ABSTRACT
This paper investigates the use of shakedown limit state in the assessment of longitudinal strength of ship hull girders. This consideration is related to the fact that a structural system subjected to cyclic loadings may suffer from plastic collapse even when the loading magnitude is less than the instantaneous collapse load of single excursion. This paper first evaluates the shakedown limit state of a box girder model with and without the consideration of buckling. Nonlinear finite element analyses are also performed to investigate the structural behaviours of a case study model under six different cyclic loading protocols. The rationality of a shakedown limit state is discussed and an energy-based characterisation of limit state is suggested. The study shows that, whilst the use of shakedown limit state assessment may be overly conservative, the safety margin based on an ultimate limit state approach might be considerably reduced.
Notes on contributors
Shen Li is a PhD student at Newcastle University. He is now researching on the dynamic collapse of ship hull girders and is aiming to develop a novel hydro-elastoplasticity method for predicting this phenomenon.
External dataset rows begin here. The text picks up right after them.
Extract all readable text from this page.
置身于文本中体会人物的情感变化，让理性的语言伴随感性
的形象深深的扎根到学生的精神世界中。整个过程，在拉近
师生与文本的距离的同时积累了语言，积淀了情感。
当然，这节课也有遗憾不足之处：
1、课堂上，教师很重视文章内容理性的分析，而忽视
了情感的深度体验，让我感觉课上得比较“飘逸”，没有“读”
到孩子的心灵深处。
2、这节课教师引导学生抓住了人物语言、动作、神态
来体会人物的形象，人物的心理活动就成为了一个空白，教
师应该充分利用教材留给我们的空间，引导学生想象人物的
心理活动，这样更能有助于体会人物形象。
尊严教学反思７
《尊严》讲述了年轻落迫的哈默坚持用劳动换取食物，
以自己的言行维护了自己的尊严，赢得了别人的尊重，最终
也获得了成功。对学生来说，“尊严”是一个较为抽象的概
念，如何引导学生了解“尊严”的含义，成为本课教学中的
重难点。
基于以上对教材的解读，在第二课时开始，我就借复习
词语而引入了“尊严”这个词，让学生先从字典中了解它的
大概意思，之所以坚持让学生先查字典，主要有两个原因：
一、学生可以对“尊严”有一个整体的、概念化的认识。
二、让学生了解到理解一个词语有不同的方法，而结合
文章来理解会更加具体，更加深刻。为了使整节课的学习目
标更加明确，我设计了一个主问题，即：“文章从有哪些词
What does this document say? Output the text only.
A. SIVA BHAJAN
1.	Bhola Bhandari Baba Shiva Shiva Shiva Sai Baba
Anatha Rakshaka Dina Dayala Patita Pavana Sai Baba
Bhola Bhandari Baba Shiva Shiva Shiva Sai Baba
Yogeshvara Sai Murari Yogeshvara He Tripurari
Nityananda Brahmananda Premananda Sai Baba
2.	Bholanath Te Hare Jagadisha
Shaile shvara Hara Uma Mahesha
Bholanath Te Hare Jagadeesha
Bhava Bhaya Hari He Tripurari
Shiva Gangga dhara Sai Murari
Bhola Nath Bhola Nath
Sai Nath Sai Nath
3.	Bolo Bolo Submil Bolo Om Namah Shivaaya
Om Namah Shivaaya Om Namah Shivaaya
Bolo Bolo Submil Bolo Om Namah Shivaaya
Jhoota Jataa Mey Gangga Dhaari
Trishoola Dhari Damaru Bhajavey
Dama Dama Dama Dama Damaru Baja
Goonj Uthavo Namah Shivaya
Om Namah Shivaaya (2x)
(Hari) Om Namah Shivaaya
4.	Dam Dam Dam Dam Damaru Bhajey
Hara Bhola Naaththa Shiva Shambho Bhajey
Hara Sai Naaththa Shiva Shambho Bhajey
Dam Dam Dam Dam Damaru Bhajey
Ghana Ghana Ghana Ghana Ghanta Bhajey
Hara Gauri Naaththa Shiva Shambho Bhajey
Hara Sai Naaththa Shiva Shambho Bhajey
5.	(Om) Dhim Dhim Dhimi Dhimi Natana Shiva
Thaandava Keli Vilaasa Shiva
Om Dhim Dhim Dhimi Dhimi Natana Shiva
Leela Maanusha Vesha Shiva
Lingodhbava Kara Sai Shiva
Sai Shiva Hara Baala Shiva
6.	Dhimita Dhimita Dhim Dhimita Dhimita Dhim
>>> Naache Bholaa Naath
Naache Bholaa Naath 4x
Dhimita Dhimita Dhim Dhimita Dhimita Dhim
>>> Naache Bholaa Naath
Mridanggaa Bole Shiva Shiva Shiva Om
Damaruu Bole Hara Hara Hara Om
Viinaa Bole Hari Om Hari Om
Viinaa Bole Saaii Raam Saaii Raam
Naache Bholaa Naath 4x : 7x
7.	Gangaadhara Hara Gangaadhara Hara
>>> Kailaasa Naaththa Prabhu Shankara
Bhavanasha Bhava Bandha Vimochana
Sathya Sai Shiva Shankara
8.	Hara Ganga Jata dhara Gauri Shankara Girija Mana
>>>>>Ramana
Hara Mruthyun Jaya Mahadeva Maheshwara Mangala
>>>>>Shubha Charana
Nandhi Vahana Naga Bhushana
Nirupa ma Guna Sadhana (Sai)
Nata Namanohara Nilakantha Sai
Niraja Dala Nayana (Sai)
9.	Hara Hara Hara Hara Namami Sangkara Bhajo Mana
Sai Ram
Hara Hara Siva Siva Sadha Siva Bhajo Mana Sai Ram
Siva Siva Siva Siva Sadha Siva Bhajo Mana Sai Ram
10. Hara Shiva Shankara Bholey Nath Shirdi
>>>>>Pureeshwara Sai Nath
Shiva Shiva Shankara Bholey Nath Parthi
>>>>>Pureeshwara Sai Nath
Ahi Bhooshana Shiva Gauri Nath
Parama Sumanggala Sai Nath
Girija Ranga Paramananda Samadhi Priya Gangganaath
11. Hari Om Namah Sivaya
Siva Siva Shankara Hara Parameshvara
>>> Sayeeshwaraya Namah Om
The analyses presented in this paper were performed by Shen Li and he is the person drafting this paper.
Simon D. Benson currently holds the position of Lecturer in Naval Architecture at Newcastle University. He is also the academic director of the Marine Propulsion Laboratory and undergraduate admission tutor for marine technology. The present paper is contributed by Simon Benson with his important discussion and critical insight. He also contributes to the revision of the manuscript.